Wraith’in gitmesiyle birlikte soruşturmanın başlama zamanı gelmişti.
***
Wraith’lerin farelerin yardımıyla kaçtığı ortaya çıktı. Öğrenciler köşede, biraz daha araştırınca doğrudan yüzeye çıkan geniş açık bir fare deliği buldular. Wraith öğrencilere saldırmak için oradan sızmış olmalı.
Başlangıçta burada neden bir Wraith olduğuna gelince, odanın başka bir köşesinde bulunan yırtık pırtık bir günlük oraya biraz ışık tuttu. Pek hoş bir hikâye değildi. Görünüşe göre bu oda Sihir Üniversitesi’nin en değerli sihirli eşyalarından birini saklamak için kullanılıyordu. Ama bir noktada, onu başka bir yere taşımışlar. Oda artık boş olduğundan, bir öğretmen birkaç öğrenciye odayı temizlemelerini emretmiş. Ancak başladıktan kısa bir süre sonra kendilerini içeride kilitli bulmuşlar.
Öğrencilerin bakış açısından, öğretmenin onları kilitlemek için yaptığı kötü niyetli bir plan gibi görünüyordu. Ama belki de öğretmen temizliği unuttu, kapıyı kilitledi ve öylece gitti. Burada ne olduğu gerçeği zaman içinde kayboldu.

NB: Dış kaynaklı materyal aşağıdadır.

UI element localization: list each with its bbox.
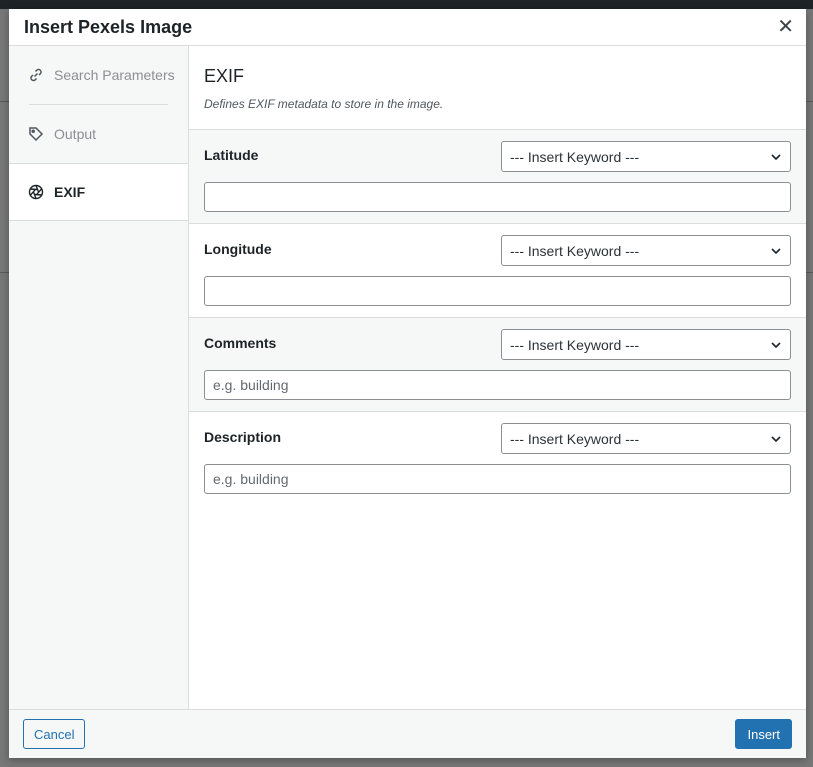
- tag-icon: [28, 126, 44, 142]
- field-label: Comments: [204, 335, 277, 351]
- field-label: Latitude: [204, 147, 259, 163]
- comments-input[interactable]: [204, 370, 791, 400]
- select-value: --- Insert Keyword ---: [510, 242, 640, 259]
- modal-body: Search Parameters Output EXIF EXIF Defin…: [9, 46, 806, 709]
- section-title: EXIF: [204, 66, 245, 86]
- field-label: Description: [204, 429, 282, 445]
- backdrop-divider: [0, 272, 9, 273]
- aperture-icon: [28, 184, 44, 200]
- keyword-select[interactable]: --- Insert Keyword ---: [501, 141, 791, 172]
- chevron-down-icon: [771, 153, 781, 160]
- latitude-input[interactable]: [204, 182, 791, 212]
- modal-header: Insert Pexels Image ✕: [9, 9, 806, 46]
- admin-bar: [0, 0, 813, 9]
- section-description: Defines EXIF metadata to store in the im…: [204, 97, 444, 111]
- sidebar: Search Parameters Output EXIF: [9, 46, 189, 709]
- chevron-down-icon: [771, 435, 781, 442]
- section-header: EXIF Defines EXIF metadata to store in t…: [189, 46, 806, 130]
- cancel-button[interactable]: Cancel: [23, 719, 86, 749]
- keyword-select[interactable]: --- Insert Keyword ---: [501, 329, 791, 360]
- backdrop-divider: [0, 101, 9, 102]
- chevron-down-icon: [771, 247, 781, 254]
- keyword-select[interactable]: --- Insert Keyword ---: [501, 235, 791, 266]
- modal-title: Insert Pexels Image: [24, 16, 193, 37]
- exif-panel: EXIF Defines EXIF metadata to store in t…: [189, 46, 806, 709]
- chevron-down-icon: [771, 341, 781, 348]
- insert-image-modal: Insert Pexels Image ✕ Search Parameters: [9, 9, 806, 758]
- sidebar-item-search-parameters[interactable]: Search Parameters: [9, 46, 188, 104]
- insert-button[interactable]: Insert: [735, 719, 792, 749]
- backdrop-divider: [806, 101, 813, 102]
- sidebar-item-output[interactable]: Output: [9, 105, 188, 163]
- select-value: --- Insert Keyword ---: [510, 336, 640, 353]
- link-icon: [28, 67, 44, 83]
- keyword-select[interactable]: --- Insert Keyword ---: [501, 423, 791, 454]
- field-description: Description --- Insert Keyword ---: [189, 412, 806, 505]
- sidebar-item-label: EXIF: [54, 184, 86, 200]
- sidebar-item-exif[interactable]: EXIF: [9, 163, 188, 221]
- select-value: --- Insert Keyword ---: [510, 148, 640, 165]
- select-value: --- Insert Keyword ---: [510, 430, 640, 447]
- sidebar-item-label: Output: [54, 126, 97, 142]
- field-comments: Comments --- Insert Keyword ---: [189, 318, 806, 412]
- sidebar-item-label: Search Parameters: [54, 67, 175, 83]
- field-longitude: Longitude --- Insert Keyword ---: [189, 224, 806, 318]
- description-input[interactable]: [204, 464, 791, 494]
- modal-footer: Cancel Insert: [9, 709, 806, 758]
- close-icon[interactable]: ✕: [777, 17, 794, 37]
- longitude-input[interactable]: [204, 276, 791, 306]
- field-label: Longitude: [204, 241, 272, 257]
- backdrop-divider: [806, 272, 813, 273]
- field-latitude: Latitude --- Insert Keyword ---: [189, 130, 806, 224]
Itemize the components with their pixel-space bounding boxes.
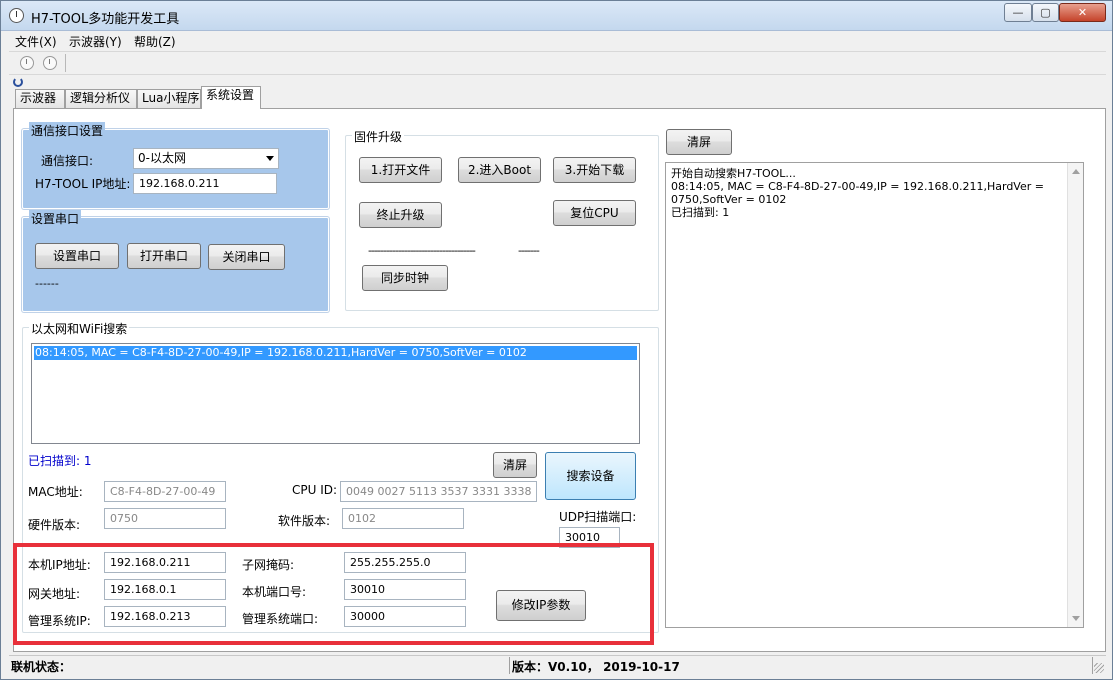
menu-bar: 文件(X) 示波器(Y) 帮助(Z): [9, 32, 1106, 50]
tab-oscilloscope[interactable]: 示波器: [15, 89, 65, 108]
sync-clock-button[interactable]: 同步时钟: [362, 265, 448, 291]
cpuid-label: CPU ID:: [292, 483, 338, 497]
sw-version-field[interactable]: 0102: [342, 508, 464, 529]
found-count: 已扫描到: 1: [28, 454, 92, 468]
clear-log-button[interactable]: 清屏: [666, 129, 732, 155]
app-window: H7-TOOL多功能开发工具 — ▢ ✕ 文件(X) 示波器(Y) 帮助(Z) …: [0, 0, 1113, 680]
chevron-down-icon: [266, 156, 274, 161]
minimize-button[interactable]: —: [1004, 3, 1032, 22]
tab-logic-analyzer[interactable]: 逻辑分析仪: [65, 89, 137, 108]
comm-interface-title: 通信接口设置: [29, 122, 106, 139]
log-line: 08:14:05, MAC = C8-F4-8D-27-00-49,IP = 1…: [671, 180, 1044, 193]
clock-icon[interactable]: [43, 56, 57, 70]
interface-select-value: 0-以太网: [138, 151, 186, 165]
enter-boot-button[interactable]: 2.进入Boot: [458, 157, 541, 183]
hw-version-label: 硬件版本:: [28, 518, 81, 532]
list-item[interactable]: 08:14:05, MAC = C8-F4-8D-27-00-49,IP = 1…: [34, 346, 637, 360]
tab-system-settings[interactable]: 系统设置: [201, 86, 261, 109]
maximize-button[interactable]: ▢: [1032, 3, 1059, 22]
serial-title: 设置串口: [29, 210, 82, 227]
title-bar[interactable]: H7-TOOL多功能开发工具 — ▢ ✕: [1, 1, 1112, 31]
hw-version-field[interactable]: 0750: [104, 508, 226, 529]
menu-file[interactable]: 文件(X): [15, 33, 57, 50]
toolbar-separator: [65, 54, 66, 72]
scroll-down-icon[interactable]: [1072, 616, 1080, 621]
comm-interface-group: 通信接口设置 通信接口: 0-以太网 H7-TOOL IP地址: 192.168…: [22, 122, 329, 209]
firmware-group: 固件升级 1.打开文件 2.进入Boot 3.开始下载 终止升级 复位CPU -…: [345, 128, 659, 311]
device-list[interactable]: 08:14:05, MAC = C8-F4-8D-27-00-49,IP = 1…: [31, 343, 640, 444]
start-download-button[interactable]: 3.开始下载: [553, 157, 636, 183]
resize-grip-icon[interactable]: [1094, 663, 1104, 673]
mac-field[interactable]: C8-F4-8D-27-00-49: [104, 481, 226, 502]
menu-oscilloscope[interactable]: 示波器(Y): [69, 33, 122, 50]
tab-lua[interactable]: Lua小程序: [137, 89, 201, 108]
clock-icon[interactable]: [20, 56, 34, 70]
close-serial-button[interactable]: 关闭串口: [208, 244, 285, 270]
setup-serial-button[interactable]: 设置串口: [35, 243, 119, 269]
version-info: 版本：V0.10， 2019-10-17: [512, 660, 680, 674]
status-bar: 联机状态： 版本：V0.10， 2019-10-17: [9, 655, 1106, 675]
stop-upgrade-button[interactable]: 终止升级: [359, 202, 442, 228]
ip-label: H7-TOOL IP地址:: [35, 177, 131, 191]
serial-status: ------: [35, 277, 59, 290]
status-separator: [1092, 657, 1093, 674]
status-separator: [509, 657, 510, 674]
log-line: 开始自动搜索H7-TOOL...: [671, 167, 796, 180]
cpuid-field[interactable]: 0049 0027 5113 3537 3331 3338: [340, 481, 537, 502]
log-output[interactable]: 开始自动搜索H7-TOOL... 08:14:05, MAC = C8-F4-8…: [665, 162, 1084, 628]
upgrade-progress-text: ------------------------------------: [368, 244, 476, 257]
search-title: 以太网和WiFi搜索: [29, 320, 130, 337]
udp-port-label: UDP扫描端口:: [559, 510, 637, 524]
search-device-button[interactable]: 搜索设备: [545, 452, 636, 500]
serial-group: 设置串口 设置串口 打开串口 关闭串口 ------: [22, 210, 329, 312]
close-button[interactable]: ✕: [1059, 3, 1106, 22]
log-line: 0750,SoftVer = 0102: [671, 193, 787, 206]
clear-search-button[interactable]: 清屏: [493, 452, 537, 478]
reset-cpu-button[interactable]: 复位CPU: [553, 200, 636, 226]
interface-label: 通信接口:: [41, 154, 94, 168]
log-line: 已扫描到: 1: [671, 206, 730, 219]
scroll-up-icon[interactable]: [1072, 169, 1080, 174]
menu-help[interactable]: 帮助(Z): [134, 33, 176, 50]
mac-label: MAC地址:: [28, 485, 83, 499]
app-clock-icon: [9, 8, 24, 23]
connection-status: 联机状态：: [11, 660, 72, 674]
window-title: H7-TOOL多功能开发工具: [31, 12, 180, 27]
toolbar: [9, 51, 1106, 75]
open-file-button[interactable]: 1.打开文件: [359, 157, 442, 183]
refresh-icon: [13, 77, 23, 87]
firmware-title: 固件升级: [352, 128, 405, 145]
log-scrollbar[interactable]: [1067, 163, 1083, 627]
highlight-box: [13, 543, 654, 645]
tool-ip-input[interactable]: 192.168.0.211: [133, 173, 277, 194]
interface-select[interactable]: 0-以太网: [133, 148, 279, 169]
open-serial-button[interactable]: 打开串口: [127, 243, 201, 269]
sw-version-label: 软件版本:: [278, 514, 331, 528]
upgrade-progress-text-2: -------: [518, 244, 540, 257]
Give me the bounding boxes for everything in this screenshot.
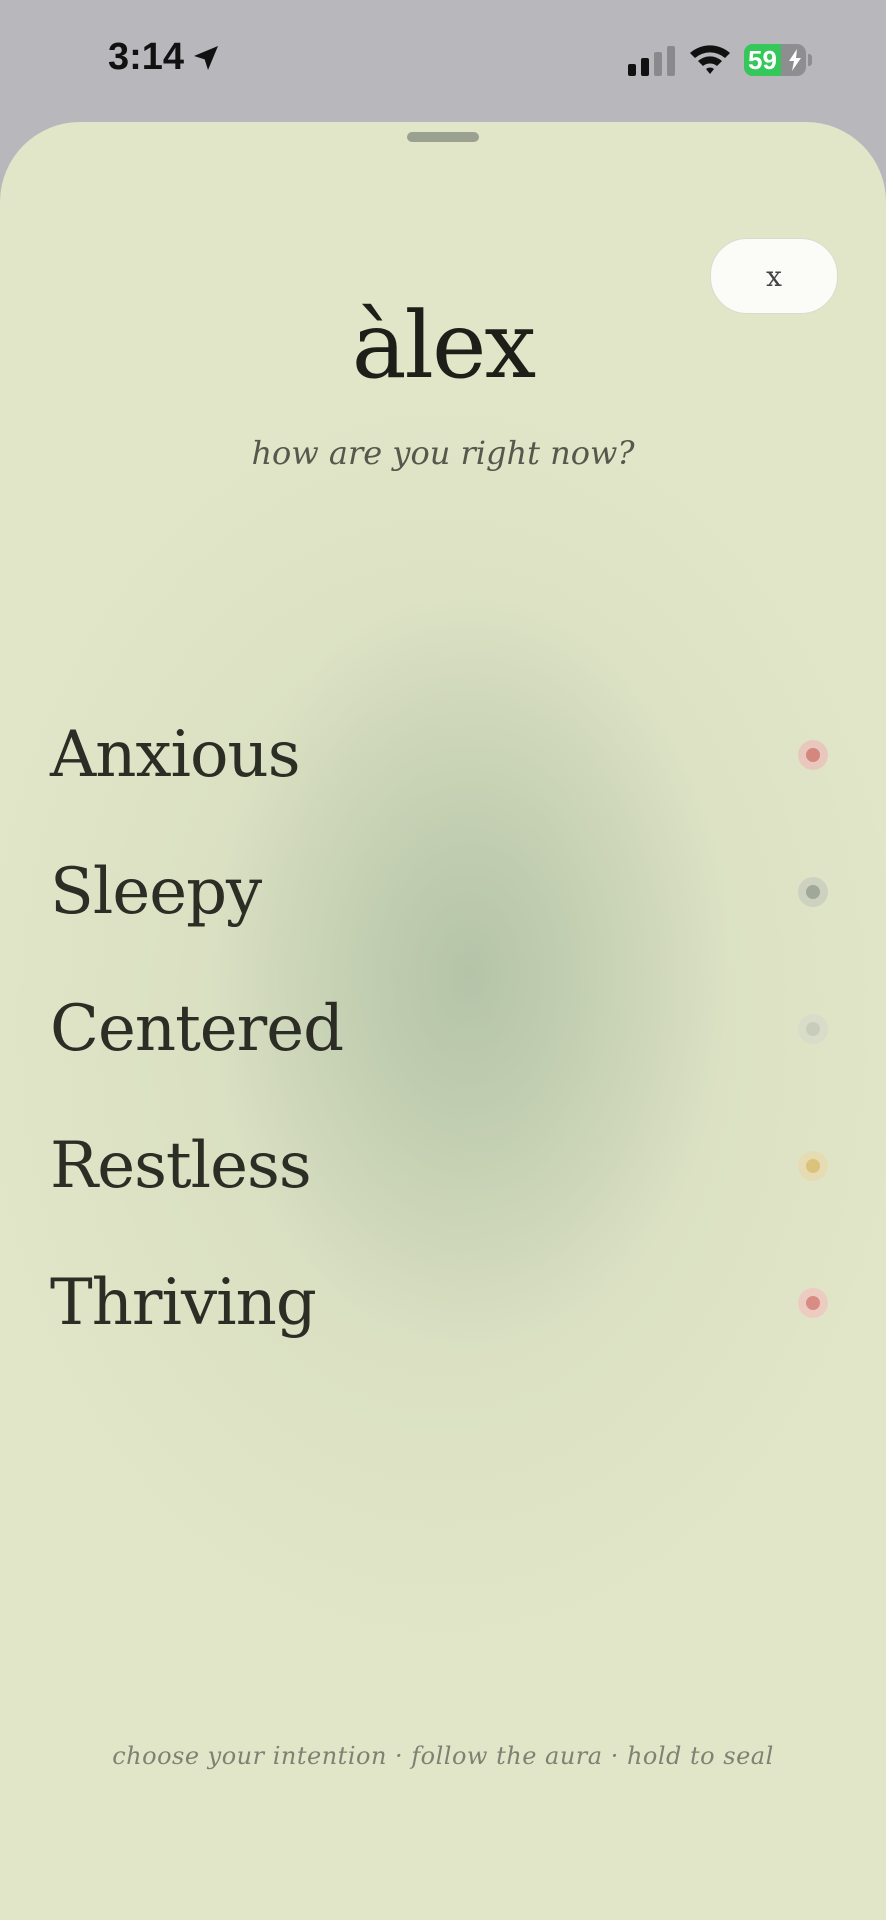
status-time: 3:14 [108,36,222,79]
mood-label: Centered [50,992,344,1066]
wifi-icon [690,45,730,74]
mood-aura-dot [798,740,828,770]
battery-percent-text: 59 [748,45,777,75]
mood-label: Sleepy [50,855,262,929]
battery-cap [808,54,812,66]
app-title: àlex [351,292,537,399]
mood-sheet: x àlex how are you right now? Anxious Sl… [0,122,886,1920]
mood-item-thriving[interactable]: Thriving [0,1250,886,1360]
mood-item-sleepy[interactable]: Sleepy [0,839,886,949]
mood-aura-dot [798,877,828,907]
charging-bolt-icon [789,49,801,71]
mood-aura-dot [798,1288,828,1318]
mood-item-centered[interactable]: Centered [0,976,886,1086]
instructions-footer: choose your intention · follow the aura … [112,1742,774,1770]
status-time-text: 3:14 [108,36,185,78]
location-arrow-icon [194,45,219,70]
mood-label: Thriving [50,1266,317,1340]
mood-aura-dot [798,1014,828,1044]
mood-label: Anxious [50,718,301,792]
mood-label: Restless [50,1129,312,1203]
cellular-signal-icon [628,46,675,76]
mood-item-restless[interactable]: Restless [0,1113,886,1223]
mood-aura-dot [798,1151,828,1181]
status-bar: 3:14 59 [0,0,886,120]
battery-indicator: 59 [744,44,806,76]
mood-item-anxious[interactable]: Anxious [0,702,886,812]
prompt-subtitle: how are you right now? [251,434,635,472]
sheet-grabber-handle[interactable] [407,132,479,142]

Öğrenciler kaçmaya çalıştı. Ama bunlar henüz kendilerini yeni yeni toparlayan birinci sınıflardı ya da belki de bu angarya iş bir yıl geride kalmış öğrencilere düşüyordu. Kaçma girişimlerinin hiçbiri başarılı olamadı. Ve böylece, zaman geçti… ve onlar da öyle.
İskeletlerin elindeki silahların hepsi temizlik malzemesi kalıntıları gibi görünüyordu ve buldukları kafatası sayısı içeride kilitli kalan öğrenci sayısıyla mükemmel bir şekilde eşleşiyordu. Bu da her şeyi çözmüştü; ne olduğunu bilmeye en fazla bu kadar yaklaşabilirlerdi. Ancak öğrenci konseyi spekülasyon yapmak istedi ve şöyle bir sonuca vardılar: Belki de öğretmen, öğrenciler öldükten günler sonra geri döndü. Bu öğretmen korkuyla kapıyı açmış ve ölü öğrencilerin cesetleriyle karşılaşmıştır. Böyle bir trajedinin sorumluluğundan korktukları için, mühürlemeyi haklı çıkaracak (ya da en azından başkasına yaptıracak) bir neden uydurdular.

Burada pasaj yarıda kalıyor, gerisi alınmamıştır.